The Throttle
A training plan tells you what direction to go. QT2.0's StressLogic Framework determines how hard to press the accelerator — and when to ease off. Most athletes have the first part. Few have the second.
There's a question most training plans never actually answer. They tell you what to do — the workouts, the intervals, the long ride, the key run. Some of them tell you why. But almost none of them answer the question that matters most week to week:
How much is the right amount right now?
Not how much is theoretically possible. Not how much the plan says. How much can this athlete — with the sleep they've been getting, the work stress they've been carrying, the soreness they have or haven't been experiencing, the motivation they've been feeling — actually absorb and adapt to right now?
That question doesn't have a fixed answer. It changes week to week, sometimes day to day, and it's different for every athlete. The StressLogic Framework is how QT2 coaches answer it.
"The plan sets the direction. StressLogic sets the throttle. Most athletes have a map. Very few have anyone managing the engine."
What's Wrong With Following the Plan
Nothing is wrong with having a plan. The problem is treating the plan as fixed — as if the weeks are interchangeable, the athlete's response is predictable, and the right amount of training stress is whatever the calendar says it is on any given Monday.
Real athletes don't work that way. Some weeks the body is absorbing training well and the plan is leaving fitness on the table by holding back. Other weeks the athlete is carrying more fatigue than the numbers show — the workouts look fine on paper but execution is slipping, motivation is down, something's off — and pushing the plan forward means digging a hole that takes two weeks to climb out of.
The traditional response to this is the 3:1 model — three weeks of building load, one week of recovery, repeat. It's a reasonable default. For some athletes in some periods, it works fine. But it's a calendar answer to a physiological question. The athlete who is responding well at the end of week two doesn't need to stop building because the schedule says so. The athlete who is already showing signs of strain at the end of week one can't afford to push through two more weeks because the plan hasn't reached its recovery week yet.
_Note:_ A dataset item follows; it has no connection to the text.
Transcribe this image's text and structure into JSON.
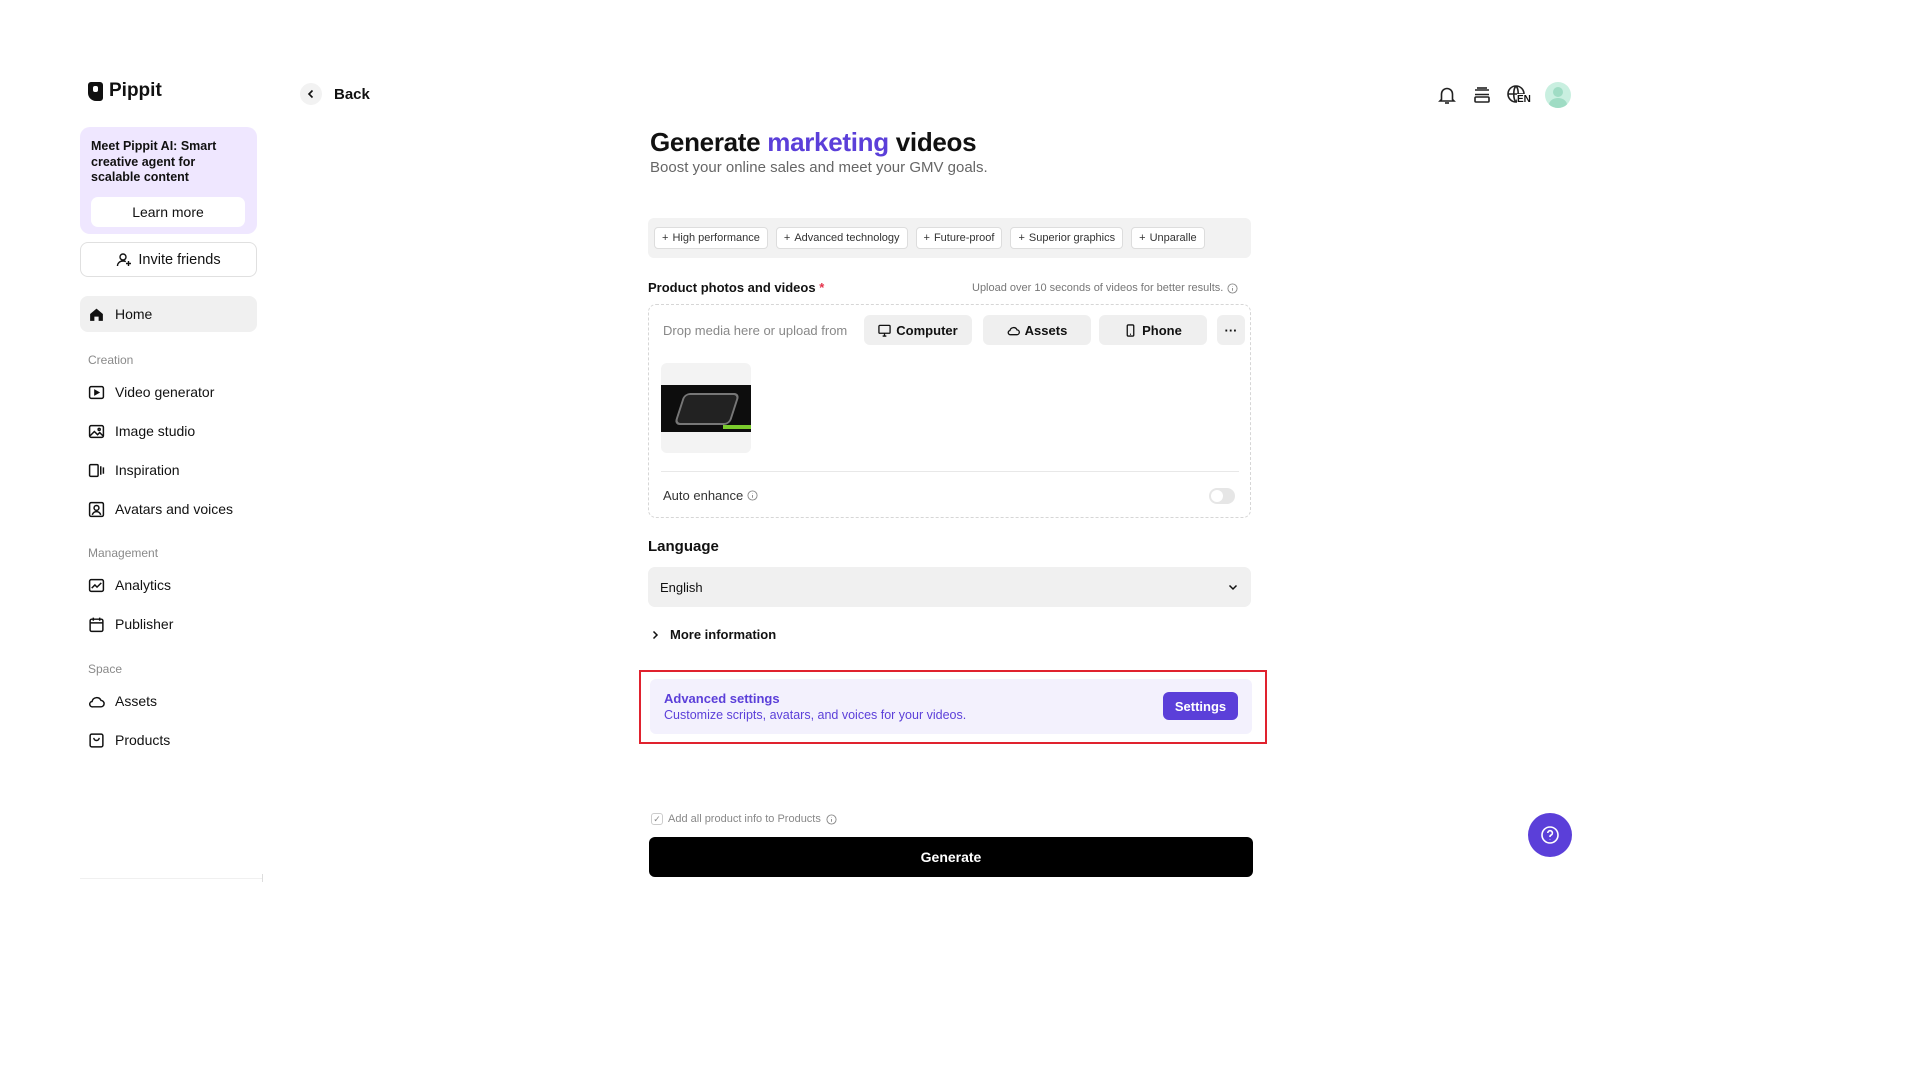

Fixed calendars produce fixed decisions. Fixed decisions, applied to athletes who are anything but fixed, produce inconsistent results.
One Question, Every Week
StressLogic answers one question: What is the maximal amount of appropriate training stress this athlete can absorb right now?
Not the most training possible. Not the least necessary. The most appropriate — the amount that will produce adaptation without pushing the athlete into the kind of strain that leads to missed sessions, deteriorating execution, injury, illness, or burnout.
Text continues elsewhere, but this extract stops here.